Benchmarking U.S. Water Utilities with EPA Data
This project focuses on benchmarking U.S. water utilities using data from the Environmental Protection Agency (EPA). The goal is to analyze performance metrics to identify best practices and areas for improvement in water service delivery. By leveraging data, the project aims to enhance operational efficiency, promote sustainability, ensure compliance with regulatory standards.

Introduction
Access to clean and affordable drinking water is one of the most essential public services in the U.S. However, measuring the performance of utilities, ensuring compliance, and assessing affordability have always been challenging. While public datasets are available, such as the EPA’s Safe Drinking Water Act (SDWA) reporting, they are fragmented across various systems, including violation records, geographic areas, and enforcement data.
At DataEngite, we built a U.S. Water Utility Benchmarking Engine that ingests EPA datasets, normalizes them, and produces a consolidated utility-level benchmark with metrics on compliance, population served, water source types, median household income, and affordability of bills.

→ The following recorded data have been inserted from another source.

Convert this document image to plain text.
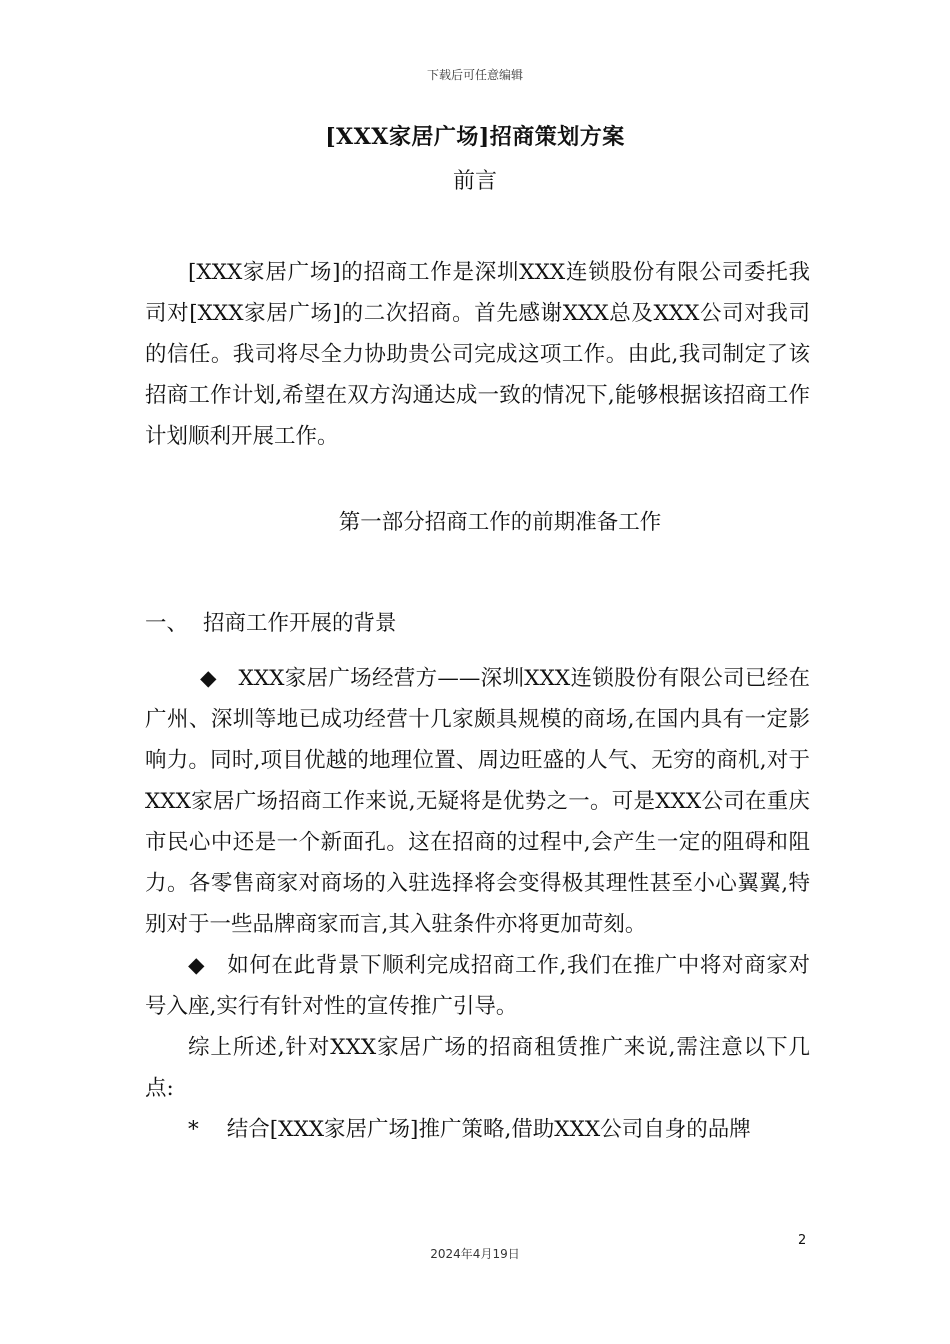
下载后可任意编辑
[XXX家居广场]招商策划方案
前言

[XXX家居广场]的招商工作是深圳XXX连锁股份有限公司委托我司对[XXX家居广场]的二次招商。首先感谢XXX总及XXX公司对我司的信任。我司将尽全力协助贵公司完成这项工作。由此,我司制定了该招商工作计划,希望在双方沟通达成一致的情况下,能够根据该招商工作计划顺利开展工作。

第一部分招商工作的前期准备工作
一、 招商工作开展的背景

◆ XXX家居广场经营方——深圳XXX连锁股份有限公司已经在广州、深圳等地已成功经营十几家颇具规模的商场,在国内具有一定影响力。同时,项目优越的地理位置、周边旺盛的人气、无穷的商机,对于XXX家居广场招商工作来说,无疑将是优势之一。可是XXX公司在重庆市民心中还是一个新面孔。这在招商的过程中,会产生一定的阻碍和阻力。各零售商家对商场的入驻选择将会变得极其理性甚至小心翼翼,特别对于一些品牌商家而言,其入驻条件亦将更加苛刻。

◆ 如何在此背景下顺利完成招商工作,我们在推广中将对商家对号入座,实行有针对性的宣传推广引导。

综上所述,针对XXX家居广场的招商租赁推广来说,需注意以下几点:

* 结合[XXX家居广场]推广策略,借助XXX公司自身的品牌

2
2024年4月19日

The Data Sources We Integrated
Our workflow consolidates several public datasets:
-
EPA SDWA Public Water Systems – Utility IDs, names, population served, and source type (surface water vs. groundwater).
-
EPA SDWA Violations & Enforcement – Historical compliance violations, including health-based standards, monitoring violations, and enforcement actions.
-
EPA SDWA Geographic Areas – Service areas by county, city, and ZIP code.
-
State Average Water Bills – Monthly average household bills by state.
-
U.S. Census County Data – Median household income, county FIPS crosswalks, and socioeconomic context.
What We Built
-
Staging Pipelines: Using Python + Snowflake, we built chunk-optimized loaders for millions of rows across EPA files.
-
Normalization Rules: Standardized states (USPS codes), counties (removing suffixes like County/Parish), and cities (handling St., Ft., Santa variations).
-
Geographic Crosswalks: Mapped utilities to counties and ZIPs using EPA service area files, ANSI codes, and census FIPS.
-
Affordability Metrics: Combined average monthly bills with census median income to estimate % of household income spent on water.
-
Compliance Risk Score: Derived from violation counts, scaled by population served, to quantify relative compliance risk across utilities.
Why These Metrics Matter
-
Regulators: Identify and prioritize systemic compliance risks in high-population utilities.
-
Utilities: Benchmark their performance against peers and highlight areas for improvement.
-
Communities: Understand how water costs compare to median income, exposing affordability pressures.
-
Researchers & Policy Makers: Analyze geographic inequities in water quality and affordability at scale.
Sample Metrics
-
Compliance Risk Score: A normalized score (0–100) blending violation frequency and population served.
-
Affordability Ratio: Average monthly bill ÷ median household income, expressed as % of income.
-
Population Served: A standard baseline to compare utilities of very different sizes.
-
Source Type Analysis: Differentiates compliance risk between groundwater vs. surface water systems.
The Road Ahead
We plan to extend the model with:
-
Machine learning to forecast future compliance risks.
-
Integration of climate and drought data to assess vulnerability.
-
Dashboards for state regulators and utilities to drill down from national benchmarks to local service areas.
By making these benchmarks accessible, DataEngite is committed to enabling transparent, data-driven water management.